Иногда возникали прозвища. Вот, например, космонавт Филипченко, в паре с которым я готовился к полету, к испытанию новой системы стыковки. Поработали мы хорошо, но в итоге стали дублирующим экипажем. Все даже забыли его настоящее имя, потому что звали просто Филипп. А иногда даже Железный Филипп! Но вот самые-самые известные и уважаемые люди вообще сокращались до двух букв. Сергея Павловича Королева у нас звали просто СП. Он и сам подписывал бумаги именно так – «СП». Или академик Раушенбах. С моей точки зрения – Настоящий Академик, каких очень мало. Он был БВ, Борис Викторович. Еще космонавт Феоктистов – КП, Константин Петрович. Огромным уважением пользовался академик Мстислав Всеволодович Келдыш. Его у нас тоже почтительно называли МВ. Эти люди – наша подлинная элита. Не потому, что у них больше денег или больше власти, а потому, что велик их вклад в науку.

Академик М. В. Келдыш. Главный теоретик (практической) космонавтики

В моем военном детстве я хотел стать летчиком, таким как Покрышкин и Кожедуб. После войны с большим интересом читал книги о рекордных полетах, о новинках самолетостроения. Тяжело переживал катастрофы новейших самолетов из-за флаттера и «шимми». Восхищался и даже завидовал академику М. В. Келдышу, который создал теории и методы расчета этих смертоносных режимов. Тем самым он спас жизнь многим летчикам – испытателям. А ведь я тоже, если бы не был принят в отряд космонавтов, постарался бы стать летчиком-испытателем.

Жизнь свела нас с академиком М. В. Келдышем на полигоне при подготовке к запуску первого спутника. Там я узнал, что Келдыш помог Королеву «пробить» постановление о создании в СССР спутника Земли. Это было практически невозможно, т. к. ему требовалась ракета Р-7 – наша, теперь уже легендарная, семерка. Но тогда шли испытания Р-7, как боевой ракеты с ядерной боеголовкой. Нужно было дать адекватный ответ полетам американских бомбардировщиков вдоль наших границ. Каждая боевая ракета была на счету. Авторитет М. В Келдыша, с одной стороны, и проблемы с учебной боеголовкой, с другой, позволили Королеву получить ракету для спутника. Дальнейшее было для него делом техники, космической техники.

Как теоретик космонавтики, М. В. Келдыш развивал идеи К. Э. Циолковского. Космическое пространство должно быть зоной объединения всего человечества. Тем более, что Земля как колыбель человечества стала меньше, теснее.
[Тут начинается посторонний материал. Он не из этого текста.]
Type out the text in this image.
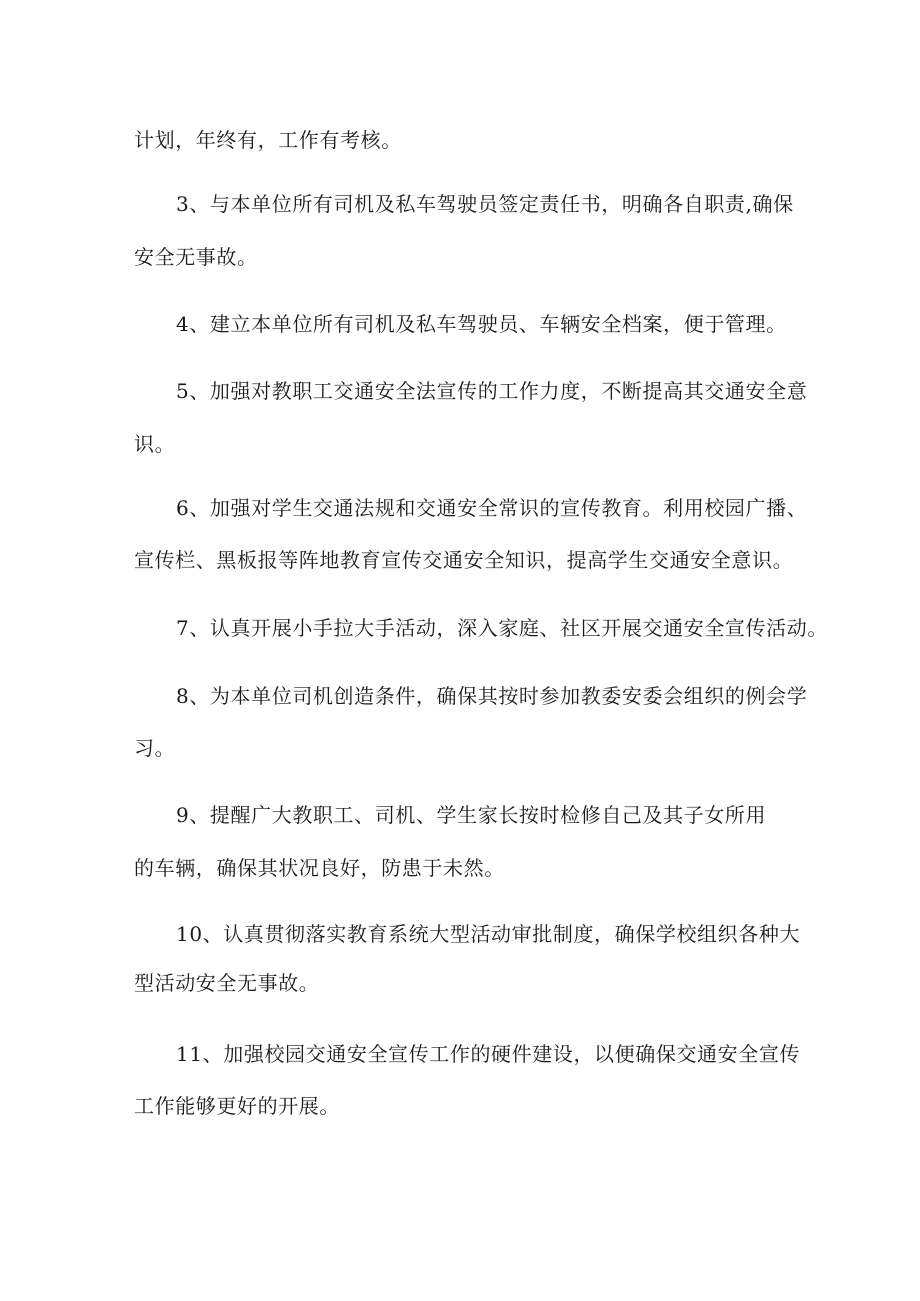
计划，年终有，工作有考核。
3、与本单位所有司机及私车驾驶员签定责任书，明确各自职责,确保
安全无事故。
4、建立本单位所有司机及私车驾驶员、车辆安全档案，便于管理。
5、加强对教职工交通安全法宣传的工作力度，不断提高其交通安全意
识。
6、加强对学生交通法规和交通安全常识的宣传教育。利用校园广播、
宣传栏、黑板报等阵地教育宣传交通安全知识，提高学生交通安全意识。
7、认真开展小手拉大手活动，深入家庭、社区开展交通安全宣传活动。
8、为本单位司机创造条件，确保其按时参加教委安委会组织的例会学
习。
9、提醒广大教职工、司机、学生家长按时检修自己及其子女所用
的车辆，确保其状况良好，防患于未然。
10、认真贯彻落实教育系统大型活动审批制度，确保学校组织各种大
型活动安全无事故。
11、加强校园交通安全宣传工作的硬件建设，以便确保交通安全宣传
工作能够更好的开展。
Как теоретик практической космонавтики М. В. Келдыш возглавил научный космос.

Он создал Отделение Прикладной Математики (преобразовано затем в Институт Прикладной Математики). Он открыл Институт Космических Исследований (ИКИ), помог Крымской Астрофизической Обсерватории (КРАО) в развитии космической тематики. Возглавляемый им Институт Прикладной Математики (ИПМ) оказался на передовых, опережающих позициях в создании математических методов расчета космических орбит и траекторий. Тесное сотрудничество с ИПМ позволяло нам, ракетчикам избегать ошибок при запусках космических аппаратов.

Это я знаю и на собственном опыте работы баллистиком в ОКБ-1. Как только мне были нужны математические методы расчета, оказывалось, что они уже созданы в ИПМ трудами Д. Е. Охоцимского, Т. М. Энеева, А. К. Платонова, Р. К. Казаковой и др. С тех пор ИПМ – один из самых востребованных институтов для космических программ нашей страны.